"For the first time since we've been running our surveys,” said Jon Clay, Vice President of Threat Intelligence at Trend Micro, “we saw the global cyber-risk index not only improve but move into positive territory at +0.01. That means organizations may be taking legitimate steps to improve their cyber preparedness. There is still much to be done – as employees remain a source of risk – but it’s still a positive."
Why not start with the new good first, right?
Trend Micro, a global provider of cybersecurity, recently announced this very improvement to cyber risk levels, moving them from "elevated" to "moderate" for the first time, as Clay noted.
However, the company emphasized that insiders continue to pose a significant threat to global organizations’ people, processes and technologies, all the same.
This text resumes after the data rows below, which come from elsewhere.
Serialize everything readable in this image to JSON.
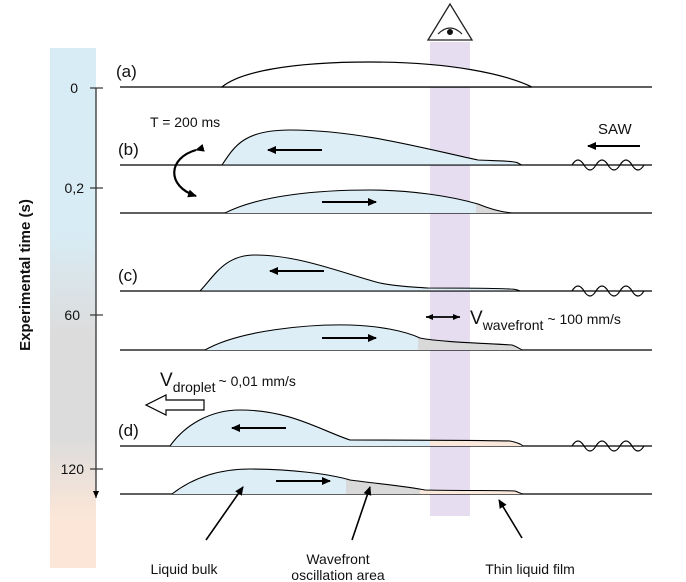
{
  "time_axis": {
    "label": "Experimental time (s)",
    "ticks": [
      "0",
      "0,2",
      "60",
      "120"
    ]
  },
  "panels": {
    "a": "(a)",
    "b": "(b)",
    "c": "(c)",
    "d": "(d)"
  },
  "annotations": {
    "period": "T = 200 ms",
    "saw": "SAW",
    "v_wavefront_main": "V",
    "v_wavefront_sub": "wavefront",
    "v_wavefront_value": "~ 100 mm/s",
    "v_droplet_main": "V",
    "v_droplet_sub": "droplet",
    "v_droplet_value": "~ 0,01 mm/s"
  },
  "legend_labels": {
    "liquid_bulk": "Liquid bulk",
    "wavefront_line1": "Wavefront",
    "wavefront_line2": "oscillation area",
    "thin_film": "Thin liquid film"
  },
  "colors": {
    "bulk": "#ddeef6",
    "wavefront": "#d9d9d9",
    "film": "#fbe8dc",
    "observation_band": "#e6def0",
    "time_bar_top": "#d8ecf5",
    "time_bar_mid": "#dcdcdc",
    "time_bar_bottom": "#fbe6d8"
  },
  "icons": {
    "observer": "eye-icon"
  }
}
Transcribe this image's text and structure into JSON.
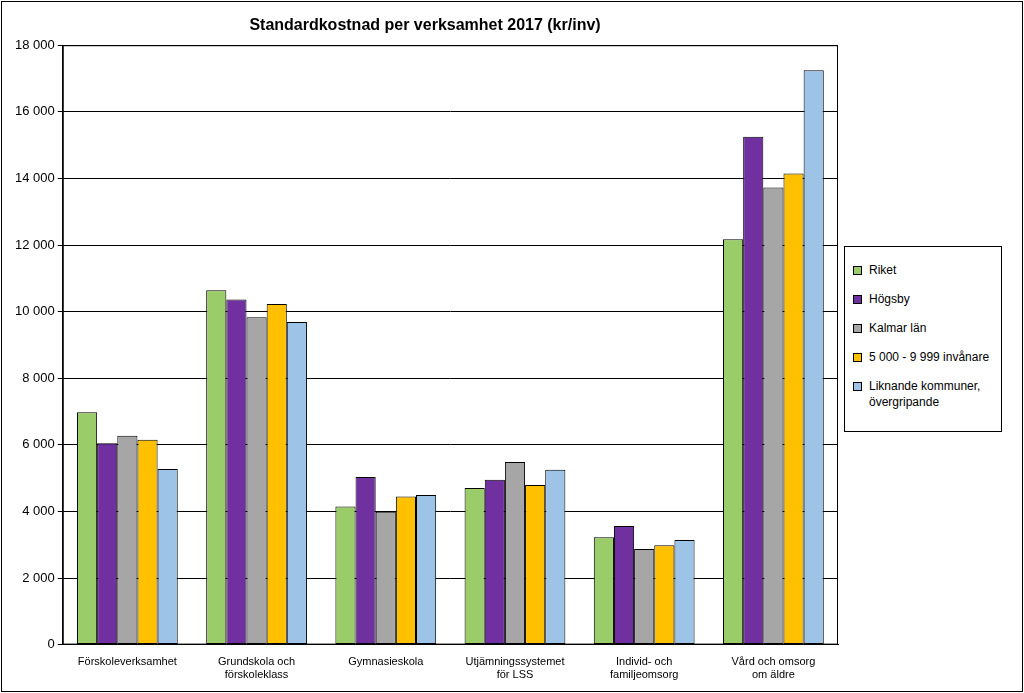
{
  "chart_data": {
    "type": "bar",
    "title": "Standardkostnad per verksamhet 2017 (kr/inv)",
    "categories": [
      [
        "Förskoleverksamhet"
      ],
      [
        "Grundskola och",
        "förskoleklass"
      ],
      [
        "Gymnasieskola"
      ],
      [
        "Utjämningssystemet",
        "för LSS"
      ],
      [
        "Individ- och",
        "familjeomsorg"
      ],
      [
        "Vård och omsorg",
        "om äldre"
      ]
    ],
    "series": [
      {
        "name": "Riket",
        "color": "#9bcc6a",
        "values": [
          6980,
          10640,
          4150,
          4700,
          3220,
          12170
        ]
      },
      {
        "name": "Högsby",
        "color": "#7030a0",
        "values": [
          6050,
          10360,
          5030,
          4950,
          3560,
          15250
        ]
      },
      {
        "name": "Kalmar län",
        "color": "#a6a6a6",
        "values": [
          6270,
          9830,
          3990,
          5480,
          2870,
          13730
        ]
      },
      {
        "name": "5 000 - 9 999 invånare",
        "color": "#ffc000",
        "values": [
          6150,
          10230,
          4450,
          4790,
          2980,
          14150
        ]
      },
      {
        "name": "Liknande kommuner, övergripande",
        "color": "#9dc3e6",
        "values": [
          5270,
          9690,
          4490,
          5250,
          3140,
          17250
        ]
      }
    ],
    "ylim": [
      0,
      18000
    ],
    "yticks": [
      0,
      {
        "value": 2000,
        "label": "2 000"
      },
      {
        "value": 4000,
        "label": "4 000"
      },
      {
        "value": 6000,
        "label": "6 000"
      },
      {
        "value": 8000,
        "label": "8 000"
      },
      {
        "value": 10000,
        "label": "10 000"
      },
      {
        "value": 12000,
        "label": "12 000"
      },
      {
        "value": 14000,
        "label": "14 000"
      },
      {
        "value": 16000,
        "label": "16 000"
      },
      {
        "value": 18000,
        "label": "18 000"
      }
    ],
    "grid": true,
    "legend": "right"
  }
}
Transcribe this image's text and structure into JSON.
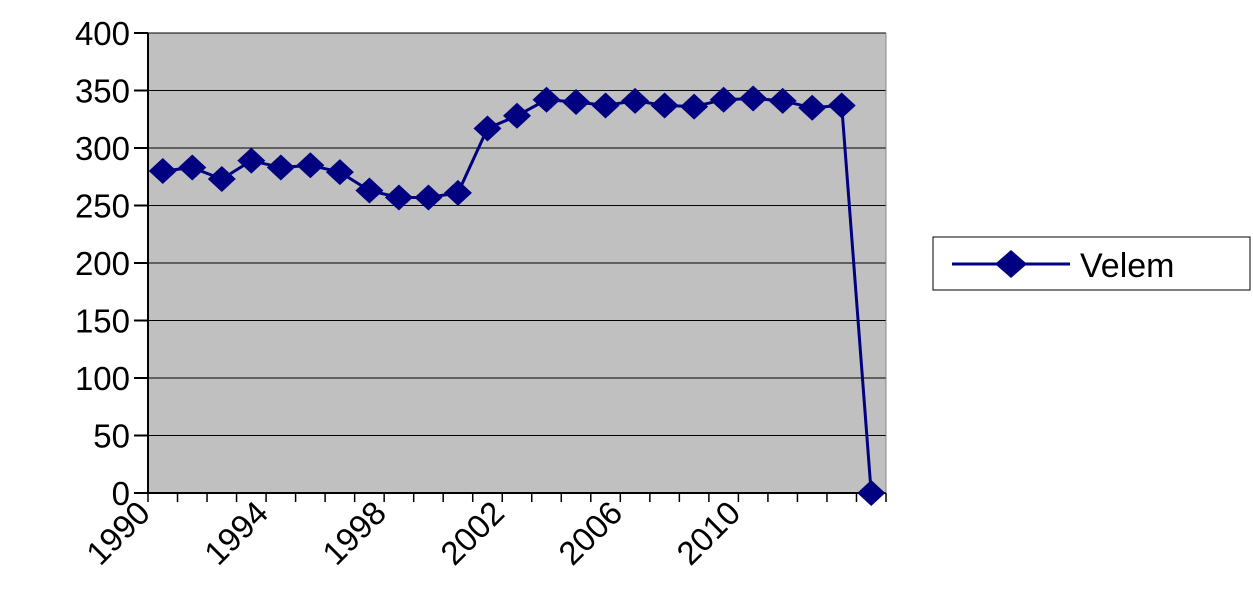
{
  "chart_data": {
    "type": "line",
    "x": [
      1990,
      1991,
      1992,
      1993,
      1994,
      1995,
      1996,
      1997,
      1998,
      1999,
      2000,
      2001,
      2002,
      2003,
      2004,
      2005,
      2006,
      2007,
      2008,
      2009,
      2010,
      2011,
      2012,
      2013,
      2014
    ],
    "series": [
      {
        "name": "Velem",
        "values": [
          280,
          283,
          273,
          289,
          283,
          285,
          279,
          263,
          257,
          257,
          261,
          317,
          328,
          342,
          340,
          337,
          341,
          337,
          336,
          342,
          343,
          341,
          335,
          337,
          0
        ],
        "color": "#000080"
      }
    ],
    "y_ticks": [
      "0",
      "50",
      "100",
      "150",
      "200",
      "250",
      "300",
      "350",
      "400"
    ],
    "x_tick_labels": [
      "1990",
      "1994",
      "1998",
      "2002",
      "2006",
      "2010"
    ],
    "ylim": [
      0,
      400
    ],
    "grid": "horizontal",
    "plot_background": "#c0c0c0",
    "legend_position": "right",
    "marker": "diamond"
  }
}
Here’s a long-story-short rundown:
Trend Micro’s Cyber Risk Index (CRI) 2H 2022 report, which presents these findings, is based on interviews with a whopping 3,729 global organizations. The CRI’s numerical scale for gauging its data goes from -10 to 10, with -10 representing the highest level of risk and 10 the lowest. This is calculated by subtracting the score for cyber threats from the score for cyber preparedness, per Trend Micro.
Notably, the report found that adoptions of and upgrades to cyber-preparedness in both Europe and the Asia-Pacific (APAC) rose, but slightly declined in North America and Latin America in the past six months. But overall (i.e. extended past that six-month window), threats declined in every region except Europe. These ebbs and flows are of interest; they illustrate the dynamism to try new cybersecurity solutions and lead by example, as well as where there are pitfalls and areas for improvement.
Now, a pinch more of the not-so-good news.
Despite scaling improvements, most organizations still harbor pessimism about their cybersecurity prospects over the coming year. The majority of respondents said it was "somewhat to very likely" they'd suffer a breach of customer data (70%), intellectual property (69%), or experience a successful cyber attack (78%). These figures represent declines of 1%, 2%, and 7%, respectively, from Trend Micro’s previous report.
The top four threats listed by respondents remained the same:
- Business Email Compromise (BEC)
- Fileless attacks
Interestingly, "botnets" replaced "login attacks" in fifth place. Sadly, inside employees (i.e. likely former ones, now) represented three of the top five infrastructure risks:
- Insider negligence
- Cloud computing infrastructure holes and provider errors
- Mobile, hybrid or fully remote employee actions
- A shortage of qualified personnel
- Virtual computing environments (e.g. servers, endpoints)
Dr. Larry Ponemon, a chairman and the founder of the Ponemon Institute, stressed the importance of “considering not just technology solutions, but also our people and processes that help mitigate these risks, especially as the shift to hybrid working gathers momentum.”